El rcde stadium se convierte en laboratorio
La goleada a Serbia (3-0) dejó un registro tan demoledor como engañoso: 24 goles a favor y dos en contra en siete partidos de la era De la Fuente. Pero el seleccionador ha advertido que no se fía de las estadísticas cuando el rival se llama Mohamed Salah y viene a rolear. egipto, ausente en la última Copa del Mundo, necesita foguearse contra el mejor fútbol de posesión y España necesita ver quiem responde cuando el balón se quema.

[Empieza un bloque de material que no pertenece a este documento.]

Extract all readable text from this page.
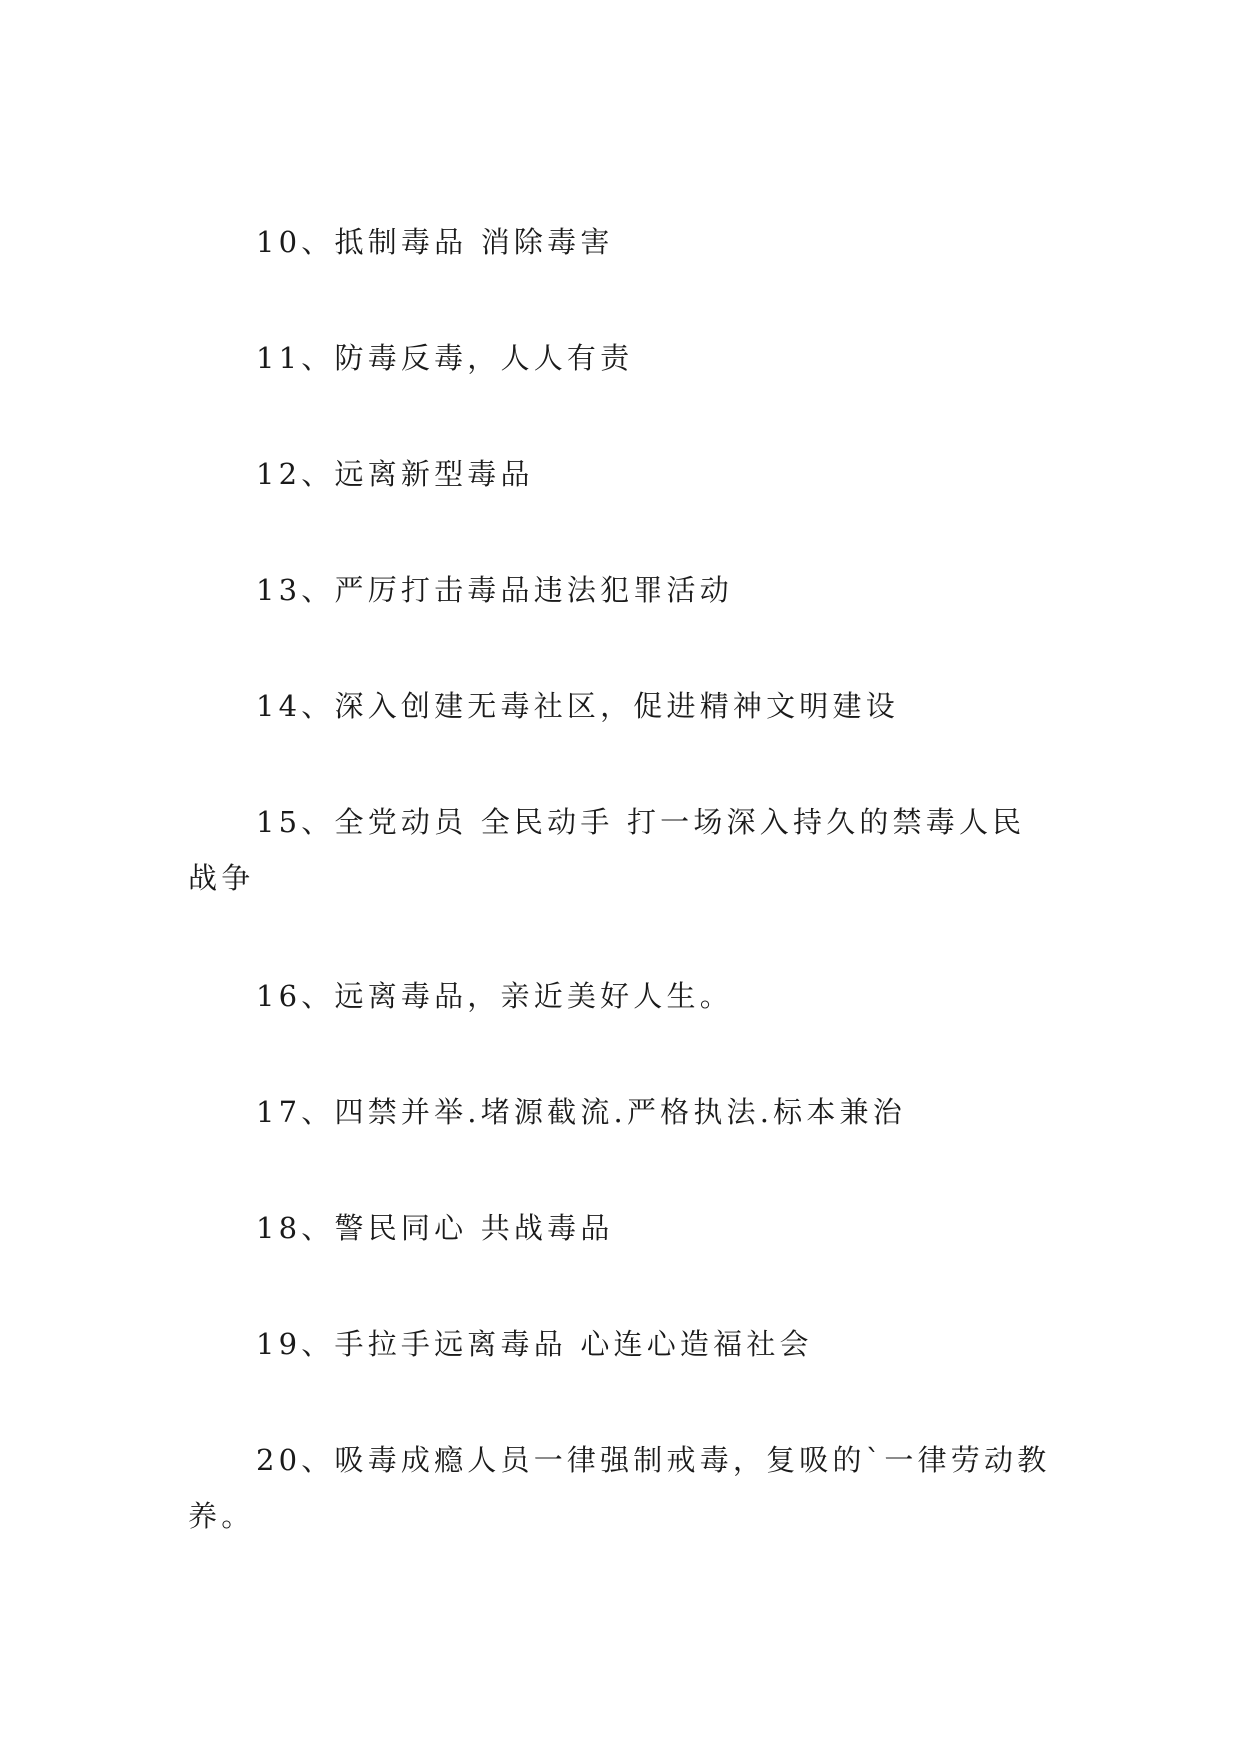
10、抵制毒品 消除毒害

11、防毒反毒，人人有责

12、远离新型毒品

13、严厉打击毒品违法犯罪活动

14、深入创建无毒社区，促进精神文明建设

15、全党动员 全民动手 打一场深入持久的禁毒人民战争

16、远离毒品，亲近美好人生。

17、四禁并举.堵源截流.严格执法.标本兼治

18、警民同心 共战毒品

19、手拉手远离毒品 心连心造福社会

20、吸毒成瘾人员一律强制戒毒，复吸的`一律劳动教养。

El mensaje interior circula por WhatsApp: «Ninguno está en la lista todavía». Iñigo Martínez, por ejemplo, jugó los 90 minutos en Granada pero hoy puede quedarse en el banquillo; Lamine Yamal, con 16 años recién estrenados, entrena con el cartel de titular aunque su físico aún firma pactos con la precaución. De la Fuente no quiere estrellas, quiere engranajes que no se oxiden en julio.

Mientras tanto, europa se juega la vida en cuatro bombonas
Fuera del estadio barcelonés, el martes huele a pólvora. Cuatro finales cruzadas (20.45) reparten los últimos billetes europeos para el Mundial 2026. En Zenica, Bosnia-Italia tiene sabor a revancha: los balcánicos sueñan con su primer gran torneo desde 2014; los de Spalletti, con lavar la cara tras no pasar de fase de grupos en Catar. Más al norte, Suecia-Polonia se disputa en Solna con Robert Lewandowski en la recta final de su carrera; en Praga, República Checa-Dinamarca promete un festival de presión alta y laterales que atacan como extremos. El cuarto duelo, Kosovo-Turquía, se juega en Tirana por la negativa de Serbia a dejar entrar al combinado kosovar en su estadio.
La UEFA sorteó emparejamientos cortos: 90 minutos y penaltis si hace falta. No hay vuelta, no hay red. El perdedor verá el Mundial en la tele.
México convierte la repesca en telenovela intercontinental
A 10.000 kilómetros, Guadalajara y Monterrey se visten de serial. En el Akron (23.00), RD Congo-Jamaica huele a velocidad pura: Shamar Nicholson contra Cédric Bakambu, dos delanteros que se conocen mejor que un matrimonio. En el BBVA, Irak-Bolivia (5.00, miércoles) es el duelo que nadie pidió pero todos mirarán: los asiáticos buscan su segundo Mundial en historia; los sudamericanos, una tabla de salvación tras la debacle de las eliminatorias.
El premio: un viaje a Estados Unidos-Canadá-México dentro de 24 meses. El castigo: volver a empezar de cero mientras el resto del planeta habla de fútbol.
El calendario se vuelve del revés
España-egipto es solo la punta del iceberg. A la misma hora, Inglaterra-Japón en Wembley busca el test de velocidad que Southgate necesita; Países Bajos-Ecuador promete un festival de transiciones; Marruecos-Paraguay, en Tánger, suena a fútbol árabe contra fútbol sudamericano. Más tarde, Argentina-Zambia (1.15) convertirá la Bombonera en un karaoke de 50.000 personas cantando a Messi que todavía no ha dicho que sí.
La FIFA estima que 1.200 millones de personas verán al menos un partido esta noche. La mitad lo hará por el móvil, la otra mitad en pantallas que miden el tiempo en goles y no en minutos.
El cierre es una cuenta regresiva
Cuando el árbitro pite el final en Cornellà, De la Fuente ya habrá anotado nombres con lápiz indeleble. Algunos entrarán en la lista de julio; otros desaparecerán del mapa. La selección española no gana un Mundial desde 2010 y el reloj no perdona: 871 días para el arranque del 2026. Cada pase, cada carrera, cada gesto de esta noche se graba en un disco duro que se abrirá dentro de dos veranos. El fútbol, al fin y al cabo, es memoria selectiva: recuerda los goles, olvida los intentos. A las 23.00, cuando el estadio apague luces, solo quedará la certeza de que alguien habrá pasado el examen y otro habrá perdido el tren.